Moving on to Audio and Video, each of these folders contains all of the corresponding media files. The file names begin with a counter, starting with file 000, and then a short identifying label, followed by the date and time, and sometimes the location–whatever information I need to recognize the event and differentiate it from others. If I later edit a file and create an excerpt, I’ll save it with the same identifying number as the original, followed by a letter (similar to citing multiple articles written by someone in the same year). For example, audio file 168 – Ceremony at G’umarkaj – 14 July 2011.MP3 is followed by 168a – Interview with Aj q’ij – 14 July 2011.MP3, which is a 20-minute excerpt from the original file that I created just for convenience. If you have long audio clips that require a lot of cleaning up, or if different time periods in a long clip seem like they could use different types of cleaning, then it would probably be useful to export them as excerpts and apply the post-processing to each one, individually.
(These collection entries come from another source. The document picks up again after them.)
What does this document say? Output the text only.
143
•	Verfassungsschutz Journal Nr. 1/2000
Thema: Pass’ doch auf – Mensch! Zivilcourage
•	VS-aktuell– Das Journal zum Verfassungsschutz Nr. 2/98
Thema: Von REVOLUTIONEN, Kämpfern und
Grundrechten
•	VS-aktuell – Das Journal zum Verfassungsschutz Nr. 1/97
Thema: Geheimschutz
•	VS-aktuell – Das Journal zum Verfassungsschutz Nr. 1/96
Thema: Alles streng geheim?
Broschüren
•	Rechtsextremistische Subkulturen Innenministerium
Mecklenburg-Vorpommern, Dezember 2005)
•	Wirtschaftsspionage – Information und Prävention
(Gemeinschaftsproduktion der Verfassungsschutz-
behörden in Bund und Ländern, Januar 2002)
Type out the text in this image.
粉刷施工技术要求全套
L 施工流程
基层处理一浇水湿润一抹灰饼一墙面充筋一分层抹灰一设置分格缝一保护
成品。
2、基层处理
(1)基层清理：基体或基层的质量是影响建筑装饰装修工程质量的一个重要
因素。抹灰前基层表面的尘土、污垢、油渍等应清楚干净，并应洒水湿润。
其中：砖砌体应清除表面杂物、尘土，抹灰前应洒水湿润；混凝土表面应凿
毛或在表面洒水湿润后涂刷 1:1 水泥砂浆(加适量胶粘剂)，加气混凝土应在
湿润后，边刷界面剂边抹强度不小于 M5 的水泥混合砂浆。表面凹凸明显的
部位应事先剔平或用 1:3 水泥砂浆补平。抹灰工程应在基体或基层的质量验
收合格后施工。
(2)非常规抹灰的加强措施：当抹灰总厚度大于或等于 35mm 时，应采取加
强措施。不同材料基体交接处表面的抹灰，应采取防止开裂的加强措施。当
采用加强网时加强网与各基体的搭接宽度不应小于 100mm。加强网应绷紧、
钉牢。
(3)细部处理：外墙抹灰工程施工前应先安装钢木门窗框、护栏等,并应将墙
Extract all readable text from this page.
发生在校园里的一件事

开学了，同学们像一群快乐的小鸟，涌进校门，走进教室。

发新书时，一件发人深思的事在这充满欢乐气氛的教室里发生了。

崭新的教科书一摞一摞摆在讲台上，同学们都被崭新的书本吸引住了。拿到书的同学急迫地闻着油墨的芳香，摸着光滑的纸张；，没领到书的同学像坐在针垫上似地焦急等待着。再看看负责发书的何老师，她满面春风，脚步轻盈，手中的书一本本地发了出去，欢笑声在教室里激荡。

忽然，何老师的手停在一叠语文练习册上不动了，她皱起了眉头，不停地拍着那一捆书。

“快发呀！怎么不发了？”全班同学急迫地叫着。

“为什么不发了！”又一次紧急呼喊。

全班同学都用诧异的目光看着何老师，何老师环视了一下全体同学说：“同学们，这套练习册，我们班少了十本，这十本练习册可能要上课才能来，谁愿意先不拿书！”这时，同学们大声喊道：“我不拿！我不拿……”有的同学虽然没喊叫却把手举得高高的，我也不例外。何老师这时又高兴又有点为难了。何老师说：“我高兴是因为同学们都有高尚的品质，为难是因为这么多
Or if you have the (cloud) space, you could follow Marion and Crowder’s advice and create backups at each step when you modify files.
One last tip and I’ll wrap up this long post. If you ever decide to rename a lot of files in bulk, the free Windows program Bulk Rename Utility has pretty much every option you could possibly want, including support for regular expressions. However, as the screenshot below should indicate, it also has a pretty steep learning curve.

In Windows, there’s a quick and easy way to rename a batch of files, if you’re satisfied with giving them all a shared name plus a unique trailing number. Just select them all, then right-click and select ‘Rename,’ and type in the name you want them all to share. When you finish, hit enter and voila! They will all be renamed and numbered.